Phil Schiller calls out Samsung for benchmark ‘shenanigans’

schiller

Apple’s senior vice president of Worldwide Marketing Phil Schiller is at it again, stirring the pot via his Twitter again. Earlier this year he called out Android for its staggering malware problem, and today he put Samsung in his sights.

This morning, Schiller tweeted out a link to an ArsTechnica article called ‘Galaxy Note 3’s benchmarking “adjustments” inflate scores by up to 20%.’ And the SVP calls ‘shenanigans’ on Samsung’s attempt to pad its benchmark scores…

Here’s the tweet (via 9to5Mac):

 

This isn’t the first time we’ve heard of Samsung messing with benchmarks. Back in July, it was discovered that the Galaxy S4 uses performance-enhancing code to beef up test results, increasing its GPU clock speed during benchmarking.

Here’s an excerpt from the discovery article by AnandTech:

“Running any games, even the most demanding titles, returned a GPU frequency of 480MHz – just like@AndreiF alleged. Samsung never publicly claimed max GPU frequencies for Samsung’s Exynos 5 Octa (our information came from internal sources), so no harm no foul thus far.

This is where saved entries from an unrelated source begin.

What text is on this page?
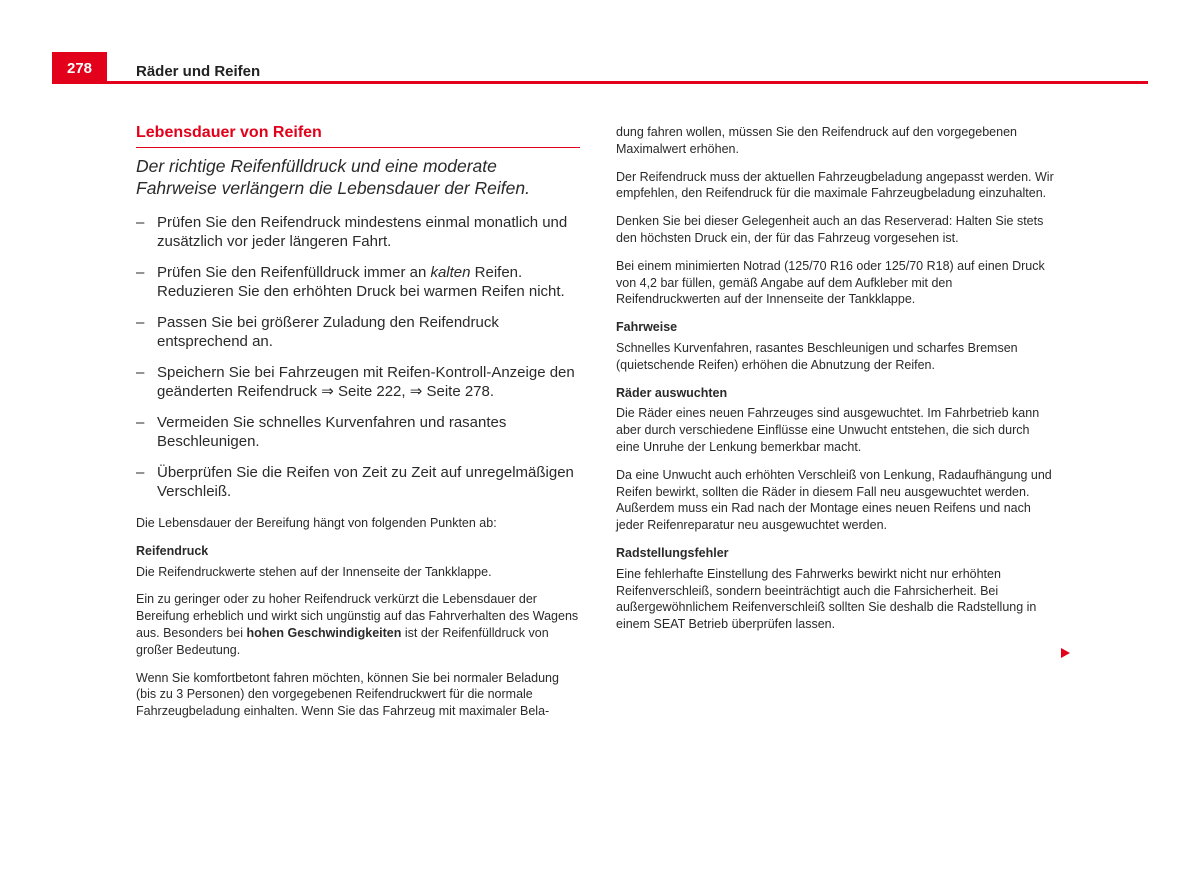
278	Räder und Reifen
Lebensdauer von Reifen

Der richtige Reifenfülldruck und eine moderate Fahrweise verlängern die Lebensdauer der Reifen.

– Prüfen Sie den Reifendruck mindestens einmal monatlich und zusätzlich vor jeder längeren Fahrt.
– Prüfen Sie den Reifenfülldruck immer an kalten Reifen. Reduzieren Sie den erhöhten Druck bei warmen Reifen nicht.
– Passen Sie bei größerer Zuladung den Reifendruck entsprechend an.
– Speichern Sie bei Fahrzeugen mit Reifen-Kontroll-Anzeige den geänderten Reifendruck ⇒ Seite 222, ⇒ Seite 278.
– Vermeiden Sie schnelles Kurvenfahren und rasantes Beschleunigen.
– Überprüfen Sie die Reifen von Zeit zu Zeit auf unregelmäßigen Verschleiß.

Die Lebensdauer der Bereifung hängt von folgenden Punkten ab:

Reifendruck

Die Reifendruckwerte stehen auf der Innenseite der Tankklappe.

Ein zu geringer oder zu hoher Reifendruck verkürzt die Lebensdauer der Bereifung erheblich und wirkt sich ungünstig auf das Fahrverhalten des Wagens aus. Besonders bei hohen Geschwindigkeiten ist der Reifenfülldruck von großer Bedeutung.

Wenn Sie komfortbetont fahren möchten, können Sie bei normaler Beladung (bis zu 3 Personen) den vorgegebenen Reifendruckwert für die normale Fahrzeugbeladung einhalten. Wenn Sie das Fahrzeug mit maximaler Bela-

dung fahren wollen, müssen Sie den Reifendruck auf den vorgegebenen Maximalwert erhöhen.

Der Reifendruck muss der aktuellen Fahrzeugbeladung angepasst werden. Wir empfehlen, den Reifendruck für die maximale Fahrzeugbeladung einzuhalten.

Denken Sie bei dieser Gelegenheit auch an das Reserverad: Halten Sie stets den höchsten Druck ein, der für das Fahrzeug vorgesehen ist.

Bei einem minimierten Notrad (125/70 R16 oder 125/70 R18) auf einen Druck von 4,2 bar füllen, gemäß Angabe auf dem Aufkleber mit den Reifendruckwerten auf der Innenseite der Tankklappe.

Fahrweise

Schnelles Kurvenfahren, rasantes Beschleunigen und scharfes Bremsen (quietschende Reifen) erhöhen die Abnutzung der Reifen.

Räder auswuchten

Die Räder eines neuen Fahrzeuges sind ausgewuchtet. Im Fahrbetrieb kann aber durch verschiedene Einflüsse eine Unwucht entstehen, die sich durch eine Unruhe der Lenkung bemerkbar macht.

Da eine Unwucht auch erhöhten Verschleiß von Lenkung, Radaufhängung und Reifen bewirkt, sollten die Räder in diesem Fall neu ausgewuchtet werden. Außerdem muss ein Rad nach der Montage eines neuen Reifens und nach jeder Reifenreparatur neu ausgewuchtet werden.

Radstellungsfehler

Eine fehlerhafte Einstellung des Fahrwerks bewirkt nicht nur erhöhten Reifenverschleiß, sondern beeinträchtigt auch die Fahrsicherheit. Bei außergewöhnlichem Reifenverschleiß sollten Sie deshalb die Radstellung in einem SEAT Betrieb überprüfen lassen.
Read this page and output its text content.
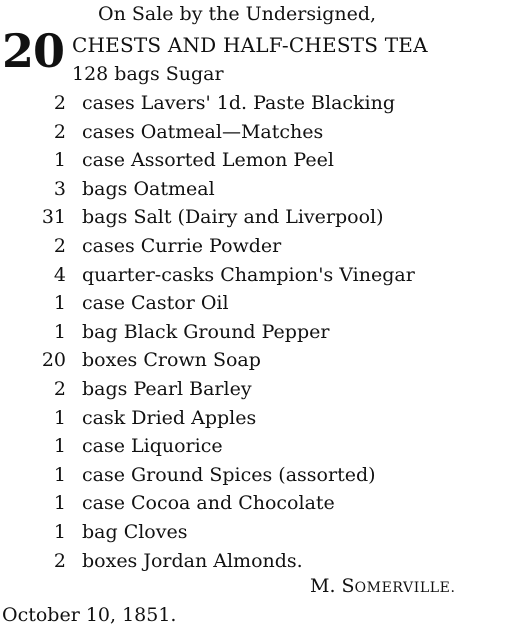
On Sale by the Undersigned,
20 CHESTS AND HALF-CHESTS TEA
128 bags Sugar
2 cases Lavers' 1d. Paste Blacking
2 cases Oatmeal—Matches
1 case Assorted Lemon Peel
3 bags Oatmeal
31 bags Salt (Dairy and Liverpool)
2 cases Currie Powder
4 quarter-casks Champion's Vinegar
1 case Castor Oil
1 bag Black Ground Pepper
20 boxes Crown Soap
2 bags Pearl Barley
1 cask Dried Apples
1 case Liquorice
1 case Ground Spices (assorted)
1 case Cocoa and Chocolate
1 bag Cloves
2 boxes Jordan Almonds.
M. SOMERVILLE.
October 10, 1851.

Firing up GLBenchmark 2.5.1 however triggers a GPU clock not available elsewhere: 532MHz. The same is true for AnTuTu and Quadrant.”

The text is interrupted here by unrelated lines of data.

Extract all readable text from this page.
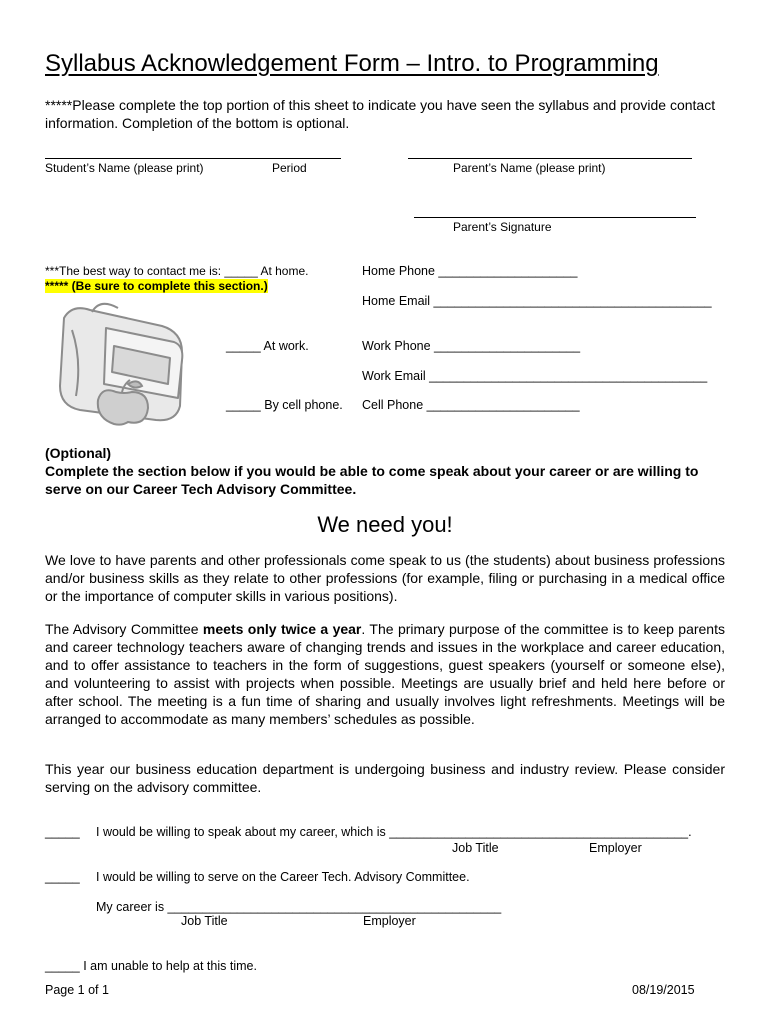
Syllabus Acknowledgement Form – Intro. to Programming
*****Please complete the top portion of this sheet to indicate you have seen the syllabus and provide contact information. Completion of the bottom is optional.
Student’s Name (please print)	Period	Parent’s Name (please print)
Parent’s Signature
***The best way to contact me is: _____ At home.
***** (Be sure to complete this section.)
Home Phone ____________________
Home Email ________________________________________
_____ At work.	Work Phone _____________________
Work Email ________________________________________
_____ By cell phone. Cell Phone ______________________
(Optional)
Complete the section below if you would be able to come speak about your career or are willing to serve on our Career Tech Advisory Committee.
We need you!
We love to have parents and other professionals come speak to us (the students) about business professions and/or business skills as they relate to other professions (for example, filing or purchasing in a medical office or the importance of computer skills in various positions).
The Advisory Committee meets only twice a year. The primary purpose of the committee is to keep parents and career technology teachers aware of changing trends and issues in the workplace and career education, and to offer assistance to teachers in the form of suggestions, guest speakers (yourself or someone else), and volunteering to assist with projects when possible. Meetings are usually brief and held here before or after school. The meeting is a fun time of sharing and usually involves light refreshments. Meetings will be arranged to accommodate as many members’ schedules as possible.
This year our business education department is undergoing business and industry review. Please consider serving on the advisory committee.
_____ I would be willing to speak about my career, which is ___________________________________________.
Job Title	Employer
_____ I would be willing to serve on the Career Tech. Advisory Committee.
My career is ________________________________________________
Job Title	Employer
_____ I am unable to help at this time.
Page 1 of 1	08/19/2015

And from today’s Ars article:

“After a good bit of sleuthing, we can confidently say Samsung appears to be artificially boosting the US Note 3′s benchmark scores with a special, high-power CPU mode that kicks in when the device runs a large number of popular benchmarking apps. Samsung did something similar with the international Galaxy S 4′s GPU, but this is the first time we’ve seen the boost on a US device. We also found a way to disable this special CPU mode, so for the first time we can see just how much Samsung’s benchmark optimizations affect benchmark scores.”

There’s not much else to say here really. Samsung either needs to start opening up these higher GPU/CPU speeds to all apps, or stop using them in benchmarks. I’m sure some folks take these tests into account when purchasing their devices.

As for Schiller, while he may still be Apple’s most active executive on Twitter, he’s no longer the only one. Earlier this month, Tim Cook began tweeting from his personal Twitter account for the first time.

What are your thoughts on all of this?